Can anyone give me some steps in the right direction?
On
These are both trivial consequences of the last question and answer you got on the topic:
$\{0\}$ is prime in $R$ iff $M_n(\{0\})$ is prime in $M_n(R)$.
$S\lhd R$ is an intersection of primes in $R$ iff $M_n(S)$ is an intersection of primes in $M_n(R)$. In particular the zero ideal in $R$ is semiprime iff the zero ideal in $M_n(R)$ is.
Suppose $M_n(R)$ is a prime ring, and let $a$ and $b$ be elements of $R$. Let $\phi : R \rightarrow M_n(R)$ be the map that sends an element $r$ to the matrix whose 1,1 entry is $r$ and whose other entries are 0.
If $arb=0$ for all $r$ in $R$, then $\phi(a) \phi(r) \phi(b)$ is the zero matrix. And if $M_n(R)$ is a prime ring, it follows that either $\phi(a)$ of $\phi(b)$ must be zero. But therefore either $a$ or $b$ must be zero, showing that $R$ is a prime ring.

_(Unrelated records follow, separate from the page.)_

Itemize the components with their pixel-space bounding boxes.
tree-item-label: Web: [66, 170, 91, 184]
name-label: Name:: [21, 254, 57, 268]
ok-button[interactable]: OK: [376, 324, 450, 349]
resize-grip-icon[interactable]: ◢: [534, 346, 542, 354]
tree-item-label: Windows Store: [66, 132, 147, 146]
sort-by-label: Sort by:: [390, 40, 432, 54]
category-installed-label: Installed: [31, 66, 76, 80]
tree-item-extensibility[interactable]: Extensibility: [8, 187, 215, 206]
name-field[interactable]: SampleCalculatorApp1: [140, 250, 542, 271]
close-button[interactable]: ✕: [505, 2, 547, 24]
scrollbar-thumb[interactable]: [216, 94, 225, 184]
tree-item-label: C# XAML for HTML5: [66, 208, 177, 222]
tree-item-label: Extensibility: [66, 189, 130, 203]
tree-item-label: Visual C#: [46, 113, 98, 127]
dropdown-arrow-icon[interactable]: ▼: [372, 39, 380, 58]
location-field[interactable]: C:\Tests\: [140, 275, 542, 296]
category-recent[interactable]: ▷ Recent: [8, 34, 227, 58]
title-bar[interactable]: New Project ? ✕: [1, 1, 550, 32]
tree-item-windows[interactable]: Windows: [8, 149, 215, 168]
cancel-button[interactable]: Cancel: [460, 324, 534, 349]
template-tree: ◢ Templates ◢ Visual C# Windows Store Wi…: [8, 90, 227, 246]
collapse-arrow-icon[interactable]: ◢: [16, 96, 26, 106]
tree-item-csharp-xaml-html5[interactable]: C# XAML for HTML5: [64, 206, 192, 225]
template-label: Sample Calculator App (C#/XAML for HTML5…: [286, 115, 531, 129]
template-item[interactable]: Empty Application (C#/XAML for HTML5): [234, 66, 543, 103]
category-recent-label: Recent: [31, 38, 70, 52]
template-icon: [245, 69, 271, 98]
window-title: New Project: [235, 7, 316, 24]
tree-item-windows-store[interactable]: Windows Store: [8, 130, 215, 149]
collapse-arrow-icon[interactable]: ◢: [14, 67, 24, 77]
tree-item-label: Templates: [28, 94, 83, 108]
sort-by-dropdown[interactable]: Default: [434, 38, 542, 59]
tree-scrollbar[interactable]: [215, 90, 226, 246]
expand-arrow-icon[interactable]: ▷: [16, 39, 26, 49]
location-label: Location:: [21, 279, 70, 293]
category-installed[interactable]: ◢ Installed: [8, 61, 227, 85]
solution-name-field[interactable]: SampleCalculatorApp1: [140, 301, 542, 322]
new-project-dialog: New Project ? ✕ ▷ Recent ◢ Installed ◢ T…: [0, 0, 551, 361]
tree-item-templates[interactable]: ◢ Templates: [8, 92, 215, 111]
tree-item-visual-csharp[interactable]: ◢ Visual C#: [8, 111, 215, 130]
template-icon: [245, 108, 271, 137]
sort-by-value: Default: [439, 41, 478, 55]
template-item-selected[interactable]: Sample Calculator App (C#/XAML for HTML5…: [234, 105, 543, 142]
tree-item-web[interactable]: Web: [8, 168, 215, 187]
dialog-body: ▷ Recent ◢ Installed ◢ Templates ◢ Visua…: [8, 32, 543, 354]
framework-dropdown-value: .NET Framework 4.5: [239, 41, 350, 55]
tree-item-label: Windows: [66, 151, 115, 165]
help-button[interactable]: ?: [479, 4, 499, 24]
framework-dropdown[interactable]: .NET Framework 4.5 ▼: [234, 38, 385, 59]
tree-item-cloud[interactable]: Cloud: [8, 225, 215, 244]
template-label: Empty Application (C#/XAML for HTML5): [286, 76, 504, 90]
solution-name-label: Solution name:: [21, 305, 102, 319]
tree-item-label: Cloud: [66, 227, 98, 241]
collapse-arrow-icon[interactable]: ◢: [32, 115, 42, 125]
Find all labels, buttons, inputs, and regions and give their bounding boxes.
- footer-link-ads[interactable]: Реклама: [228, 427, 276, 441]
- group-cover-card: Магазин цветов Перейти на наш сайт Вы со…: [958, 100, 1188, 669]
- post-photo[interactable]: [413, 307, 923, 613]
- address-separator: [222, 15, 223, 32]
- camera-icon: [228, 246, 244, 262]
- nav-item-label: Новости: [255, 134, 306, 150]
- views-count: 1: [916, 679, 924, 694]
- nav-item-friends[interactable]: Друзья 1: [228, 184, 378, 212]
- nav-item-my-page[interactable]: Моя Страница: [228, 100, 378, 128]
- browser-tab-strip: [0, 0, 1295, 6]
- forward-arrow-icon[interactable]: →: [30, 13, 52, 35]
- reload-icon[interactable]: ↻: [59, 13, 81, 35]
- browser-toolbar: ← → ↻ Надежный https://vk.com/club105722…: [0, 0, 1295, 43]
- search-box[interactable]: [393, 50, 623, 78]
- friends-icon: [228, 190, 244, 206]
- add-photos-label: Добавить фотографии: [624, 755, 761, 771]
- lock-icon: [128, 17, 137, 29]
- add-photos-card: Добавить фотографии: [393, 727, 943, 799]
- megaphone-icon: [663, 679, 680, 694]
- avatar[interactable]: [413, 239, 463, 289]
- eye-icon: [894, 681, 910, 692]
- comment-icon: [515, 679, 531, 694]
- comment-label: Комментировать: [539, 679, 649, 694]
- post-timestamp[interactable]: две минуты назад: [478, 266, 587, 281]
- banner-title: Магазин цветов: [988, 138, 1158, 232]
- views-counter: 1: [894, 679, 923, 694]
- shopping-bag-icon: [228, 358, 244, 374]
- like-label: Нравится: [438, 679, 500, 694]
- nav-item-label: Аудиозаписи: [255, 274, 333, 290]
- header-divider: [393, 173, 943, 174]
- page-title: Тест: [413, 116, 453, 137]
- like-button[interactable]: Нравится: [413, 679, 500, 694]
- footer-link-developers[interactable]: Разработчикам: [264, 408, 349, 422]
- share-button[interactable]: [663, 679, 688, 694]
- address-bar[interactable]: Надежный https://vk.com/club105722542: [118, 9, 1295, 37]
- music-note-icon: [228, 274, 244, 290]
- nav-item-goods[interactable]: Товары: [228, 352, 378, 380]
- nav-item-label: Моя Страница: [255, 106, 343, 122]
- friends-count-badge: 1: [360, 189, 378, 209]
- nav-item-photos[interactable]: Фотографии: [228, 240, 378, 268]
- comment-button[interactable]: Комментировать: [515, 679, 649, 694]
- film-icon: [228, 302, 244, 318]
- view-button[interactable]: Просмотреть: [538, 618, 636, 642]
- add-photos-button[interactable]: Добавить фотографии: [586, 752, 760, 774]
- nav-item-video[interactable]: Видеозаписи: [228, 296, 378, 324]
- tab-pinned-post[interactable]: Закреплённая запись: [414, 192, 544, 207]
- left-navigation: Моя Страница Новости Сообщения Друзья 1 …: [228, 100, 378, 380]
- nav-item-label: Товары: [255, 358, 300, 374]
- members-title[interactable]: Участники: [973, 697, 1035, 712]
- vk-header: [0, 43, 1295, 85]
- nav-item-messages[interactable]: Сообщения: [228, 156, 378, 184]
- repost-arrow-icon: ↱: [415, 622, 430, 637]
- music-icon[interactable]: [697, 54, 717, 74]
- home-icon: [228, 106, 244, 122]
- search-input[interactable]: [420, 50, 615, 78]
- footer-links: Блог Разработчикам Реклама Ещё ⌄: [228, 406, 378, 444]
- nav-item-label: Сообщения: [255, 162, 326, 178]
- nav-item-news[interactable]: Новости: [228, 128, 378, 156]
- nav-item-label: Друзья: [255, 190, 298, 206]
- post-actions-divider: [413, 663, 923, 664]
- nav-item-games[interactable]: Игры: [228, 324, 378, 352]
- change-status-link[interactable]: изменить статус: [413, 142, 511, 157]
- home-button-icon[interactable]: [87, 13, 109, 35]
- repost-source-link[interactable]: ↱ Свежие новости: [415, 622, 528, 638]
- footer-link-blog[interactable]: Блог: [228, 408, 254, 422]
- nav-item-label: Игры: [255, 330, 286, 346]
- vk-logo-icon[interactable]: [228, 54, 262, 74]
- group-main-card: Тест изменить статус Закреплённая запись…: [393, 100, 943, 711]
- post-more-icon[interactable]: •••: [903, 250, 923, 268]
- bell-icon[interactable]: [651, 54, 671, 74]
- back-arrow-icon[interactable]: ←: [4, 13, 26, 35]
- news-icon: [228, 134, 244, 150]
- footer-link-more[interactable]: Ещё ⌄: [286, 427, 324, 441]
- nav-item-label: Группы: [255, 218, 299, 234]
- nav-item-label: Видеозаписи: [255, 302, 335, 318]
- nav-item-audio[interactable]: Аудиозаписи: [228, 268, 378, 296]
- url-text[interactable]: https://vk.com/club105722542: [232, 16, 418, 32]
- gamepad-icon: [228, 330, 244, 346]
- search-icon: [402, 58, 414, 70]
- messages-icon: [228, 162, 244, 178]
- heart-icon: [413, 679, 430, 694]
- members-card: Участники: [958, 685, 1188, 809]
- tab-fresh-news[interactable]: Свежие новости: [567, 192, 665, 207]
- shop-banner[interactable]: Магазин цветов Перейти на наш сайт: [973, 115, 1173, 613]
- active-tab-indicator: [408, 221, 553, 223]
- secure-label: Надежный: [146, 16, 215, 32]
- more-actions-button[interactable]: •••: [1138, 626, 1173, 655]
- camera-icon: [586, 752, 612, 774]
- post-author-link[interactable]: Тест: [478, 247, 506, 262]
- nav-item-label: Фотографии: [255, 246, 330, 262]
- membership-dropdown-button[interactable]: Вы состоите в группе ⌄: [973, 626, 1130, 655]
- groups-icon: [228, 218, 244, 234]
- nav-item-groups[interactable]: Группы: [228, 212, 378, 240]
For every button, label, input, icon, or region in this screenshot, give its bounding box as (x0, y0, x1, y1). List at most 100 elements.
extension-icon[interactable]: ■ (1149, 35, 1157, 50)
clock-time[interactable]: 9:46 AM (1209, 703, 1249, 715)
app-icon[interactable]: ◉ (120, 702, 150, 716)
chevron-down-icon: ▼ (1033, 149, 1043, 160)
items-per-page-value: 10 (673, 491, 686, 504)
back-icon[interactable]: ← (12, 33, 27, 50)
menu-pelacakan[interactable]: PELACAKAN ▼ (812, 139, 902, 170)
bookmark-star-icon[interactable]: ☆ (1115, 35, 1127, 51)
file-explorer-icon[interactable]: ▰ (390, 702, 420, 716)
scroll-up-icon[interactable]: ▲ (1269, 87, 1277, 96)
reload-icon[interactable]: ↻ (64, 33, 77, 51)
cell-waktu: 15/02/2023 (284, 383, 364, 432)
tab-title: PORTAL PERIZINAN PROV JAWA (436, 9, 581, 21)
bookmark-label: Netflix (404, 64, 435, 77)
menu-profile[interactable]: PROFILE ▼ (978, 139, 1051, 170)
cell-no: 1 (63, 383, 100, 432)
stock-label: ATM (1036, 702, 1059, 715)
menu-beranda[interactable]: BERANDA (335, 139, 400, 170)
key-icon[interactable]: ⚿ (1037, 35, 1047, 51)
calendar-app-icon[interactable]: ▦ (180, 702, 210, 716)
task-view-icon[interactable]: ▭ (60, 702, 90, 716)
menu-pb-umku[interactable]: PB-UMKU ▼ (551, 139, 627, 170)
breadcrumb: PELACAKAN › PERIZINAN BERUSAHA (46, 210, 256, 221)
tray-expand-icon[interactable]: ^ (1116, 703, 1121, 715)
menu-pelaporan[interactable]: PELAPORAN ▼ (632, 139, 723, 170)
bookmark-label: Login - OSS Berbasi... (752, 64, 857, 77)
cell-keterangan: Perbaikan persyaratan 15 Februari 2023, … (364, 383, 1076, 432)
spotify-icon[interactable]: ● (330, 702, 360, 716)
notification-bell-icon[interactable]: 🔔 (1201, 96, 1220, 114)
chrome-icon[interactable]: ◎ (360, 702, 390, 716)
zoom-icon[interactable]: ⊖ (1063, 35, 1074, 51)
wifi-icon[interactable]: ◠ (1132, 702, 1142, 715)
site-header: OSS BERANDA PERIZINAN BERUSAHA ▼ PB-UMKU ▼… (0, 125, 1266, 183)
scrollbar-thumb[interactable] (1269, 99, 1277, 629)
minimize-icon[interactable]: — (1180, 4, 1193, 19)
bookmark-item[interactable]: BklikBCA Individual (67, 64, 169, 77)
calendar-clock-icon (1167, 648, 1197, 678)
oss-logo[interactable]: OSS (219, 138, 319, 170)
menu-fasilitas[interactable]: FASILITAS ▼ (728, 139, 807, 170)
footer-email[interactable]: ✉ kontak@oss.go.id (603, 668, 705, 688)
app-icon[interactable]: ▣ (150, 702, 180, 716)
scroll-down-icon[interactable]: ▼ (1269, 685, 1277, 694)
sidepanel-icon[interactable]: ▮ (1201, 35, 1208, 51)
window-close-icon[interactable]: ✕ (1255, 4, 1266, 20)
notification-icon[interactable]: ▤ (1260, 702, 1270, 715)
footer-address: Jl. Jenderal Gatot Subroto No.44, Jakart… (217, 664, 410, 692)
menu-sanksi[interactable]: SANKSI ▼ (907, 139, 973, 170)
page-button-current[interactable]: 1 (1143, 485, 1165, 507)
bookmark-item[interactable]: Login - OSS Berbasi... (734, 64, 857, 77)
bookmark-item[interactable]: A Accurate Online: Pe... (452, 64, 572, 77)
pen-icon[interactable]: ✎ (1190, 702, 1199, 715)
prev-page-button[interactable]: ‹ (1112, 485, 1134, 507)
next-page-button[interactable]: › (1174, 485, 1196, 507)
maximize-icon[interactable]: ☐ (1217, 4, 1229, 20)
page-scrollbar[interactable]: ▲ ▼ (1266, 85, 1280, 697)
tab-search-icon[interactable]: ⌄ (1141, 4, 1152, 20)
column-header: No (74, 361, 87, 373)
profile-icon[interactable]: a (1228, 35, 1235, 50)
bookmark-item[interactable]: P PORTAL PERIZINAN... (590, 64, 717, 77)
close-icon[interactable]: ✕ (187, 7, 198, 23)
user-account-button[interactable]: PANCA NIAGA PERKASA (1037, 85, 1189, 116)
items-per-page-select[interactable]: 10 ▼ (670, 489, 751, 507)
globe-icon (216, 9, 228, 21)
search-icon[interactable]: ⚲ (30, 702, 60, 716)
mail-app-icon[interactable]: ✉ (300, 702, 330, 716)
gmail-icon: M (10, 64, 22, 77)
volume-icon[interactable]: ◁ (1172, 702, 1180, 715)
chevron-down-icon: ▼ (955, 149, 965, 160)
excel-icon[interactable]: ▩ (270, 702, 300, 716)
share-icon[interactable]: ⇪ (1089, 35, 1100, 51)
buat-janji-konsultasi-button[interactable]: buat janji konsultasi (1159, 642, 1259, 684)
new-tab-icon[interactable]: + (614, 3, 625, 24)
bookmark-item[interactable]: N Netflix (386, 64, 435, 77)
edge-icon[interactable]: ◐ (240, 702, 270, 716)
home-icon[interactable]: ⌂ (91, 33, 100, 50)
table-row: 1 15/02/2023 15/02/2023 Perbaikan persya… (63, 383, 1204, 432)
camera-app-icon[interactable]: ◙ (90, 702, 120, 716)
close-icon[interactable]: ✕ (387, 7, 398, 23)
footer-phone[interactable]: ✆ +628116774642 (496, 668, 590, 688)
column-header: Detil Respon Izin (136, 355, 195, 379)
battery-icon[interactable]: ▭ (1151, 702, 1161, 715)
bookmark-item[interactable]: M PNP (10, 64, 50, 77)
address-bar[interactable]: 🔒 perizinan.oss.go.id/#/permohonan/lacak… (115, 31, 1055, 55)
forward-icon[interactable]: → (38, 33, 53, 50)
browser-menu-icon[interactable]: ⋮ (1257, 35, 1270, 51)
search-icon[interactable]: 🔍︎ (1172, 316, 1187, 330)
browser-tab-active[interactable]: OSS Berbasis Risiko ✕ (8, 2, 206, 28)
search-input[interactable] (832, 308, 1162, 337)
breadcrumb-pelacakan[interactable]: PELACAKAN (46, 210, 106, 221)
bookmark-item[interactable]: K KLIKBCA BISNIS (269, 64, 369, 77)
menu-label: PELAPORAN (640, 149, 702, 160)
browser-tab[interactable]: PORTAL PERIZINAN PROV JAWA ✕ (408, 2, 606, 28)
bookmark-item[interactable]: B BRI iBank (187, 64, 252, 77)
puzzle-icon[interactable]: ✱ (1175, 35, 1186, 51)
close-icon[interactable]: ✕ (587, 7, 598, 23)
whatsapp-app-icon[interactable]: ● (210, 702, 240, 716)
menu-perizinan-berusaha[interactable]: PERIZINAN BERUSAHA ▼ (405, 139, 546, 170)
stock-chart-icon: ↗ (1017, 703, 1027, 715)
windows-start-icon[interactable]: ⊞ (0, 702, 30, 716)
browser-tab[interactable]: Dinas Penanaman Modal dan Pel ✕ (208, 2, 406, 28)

Conversely, suppose that $R$ is a prime ring, and let $A$ and $B$ be elements of $M_n(R)$. If $ARB=0$ for all elements $R$ in $M_n(R)$, then certainly $A S \phi(r) T B = 0$ for every $r$ in R and every pair of permutation matrices $S$ and $T$. Choosing $S$ and $T$ appropriately, we can obtain any of the $A_{ij} r B_{kl}$ as the 1,1 entry. If some particular $A_{ij}$ is nonzero and $R$ is prime, it follows that $B$ must be the zero matrix. But therefore $M_n(R)$ is a prime ring.